![]() |
| Parkir: Dinas Perhubungan Lombok Timur, Safwan saat ditemui di ruang kerjanya, (Foto: Rosyidin/MP). |
Sekretaris Dinas Perhubungan Lombok Timur, Safwan, menyatakan bahwa saat ini terdapat sekitar 200 titik parkir resmi yang berada di bawah naungan Dishub dengan dukungan sekitar 300 juru parkir (jukir). Untuk memastikan legalitas, pihaknya membekali para jukir dengan Surat Keputusan (SK) dan tanda pengenal resmi.
"Untuk membedakan parkir resmi atau liar, jukir kita memiliki SK. Jika ditemukan ada titik parkir baru yang muncul dan belum masuk data, akan segera kami tertibkan. Secara fisik, kelengkapan jukir idealnya menggunakan rompi dan tanda pengenal, namun saat ini kami masih terkendala dalam penyiapan rompinya," ujar Safwan saat ditemui di Selong, Jumat (17/4)
Safwan menjelaskan bahwa definisi parkir lilegal atau liar adalah titik parkir yang tidak memiliki ikatan kerja sama atau SK dari pemerintah daerah. Namun, ia juga menggarisbawahi bahwa tidak semua parkir dikelola oleh Dishub.
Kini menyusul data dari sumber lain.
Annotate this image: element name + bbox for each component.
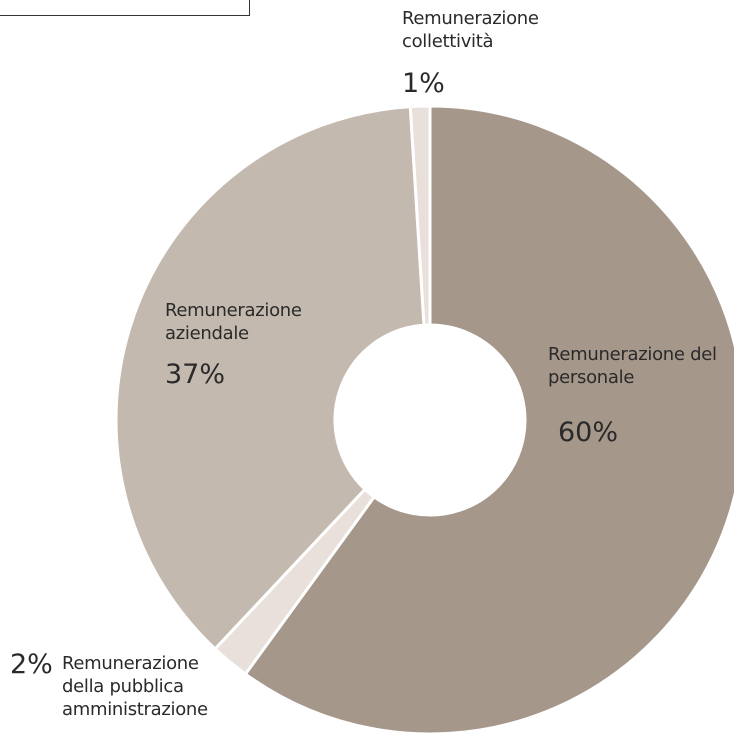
slice-label: Remunerazione aziendale (165, 300, 302, 344)
value-label: 60% (558, 417, 619, 448)
value-label: 1% (402, 68, 445, 99)
donut-slice (114, 105, 426, 652)
slice-label: Remunerazione della pubblica amministraz… (62, 653, 208, 720)
value-label: 2% (10, 649, 53, 680)
donut-slice (408, 104, 432, 327)
slice-label: Remunerazione collettività (402, 8, 539, 52)
value-label: 37% (165, 359, 226, 390)
slice-label: Remunerazione del personale (548, 344, 717, 388)
donut-slice (243, 104, 734, 735)
title-box (0, 0, 250, 16)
Beberapa lokasi seperti rumah sakit, taman, dan pasar dikelola oleh Organisasi Perangkat Daerah (OPD) lain seperti Dinas Lingkungan Hidup atau pihak internal instansi terkait sesuai regulasi terbaru.
Terhadap jukir yang tidak resmi, Dishub mengedepankan langkah persuasif sebelum melakukan tindakan tegas.
"Tindakan kita kepada parkir tidak resmi ini adalah memberikan sosialisasi dan pencerahan agar mereka bisa diarahkan menjadi legal. Hal ini penting agar tidak mengganggu arus lalu lintas," tambahnya.
Mengenai capaian pendapatan, Safwan memaparkan tren positif pada tahun 2025. Dari target awal sebesar Rp50 juta pada anggaran induk, realisasinya melonjak hingga 100 persen, bahkan setelah penyesuaian di anggaran perubahan menjadi Rp400 juta, capaian akhir berada di angka sekitar Rp150 juta.
Untuk tahun 2026 ini, Dishub optimistis mampu mencapai target yang lebih tinggi. "Target kita tahun ini sekitar Rp350 juta. Kami telah melakukan berbagai upaya, termasuk mengubah sistem penyetoran yang semula tidak teratur menjadi diupayakan per hari. Kami juga sedang mengonsep pembentukan tim penertiban untuk memaksimalkan potensi retribusi di lapangan," jelas Safwan.
Saat ini, pusat-pusat perekonomian dan parkir tepi jalan umum masih menjadi tumpuan utama pendapatan Dishub. Area di sekitar Pancor dan kerja sama kontrak dengan ritel modern seperti Indomaret menjadi salah satu kontributor signifikan.
"Potensi besar ada di pusat perekonomian seperti kawasan Pancor. Untuk ritel, kami sudah ada kesepakatan sistem kontrak dengan Indomaret, sementara untuk Alfamart saat ini masih dalam proses penjajakan kesepakatan," pungkasnya.
Sesuai dengan Peraturan Daerah (Perda) terbaru, tarif parkir di Lombok Timur saat ini dipatok sebesar Rp2.000 untuk kendaraan roda dua dan Rp4.000 untuk kendaraan roda empat. Masyarakat diimbau untuk meminta bukti parkir atau menanyakan kartu pengenal resmi kepada petugas guna menghindari praktik pungli.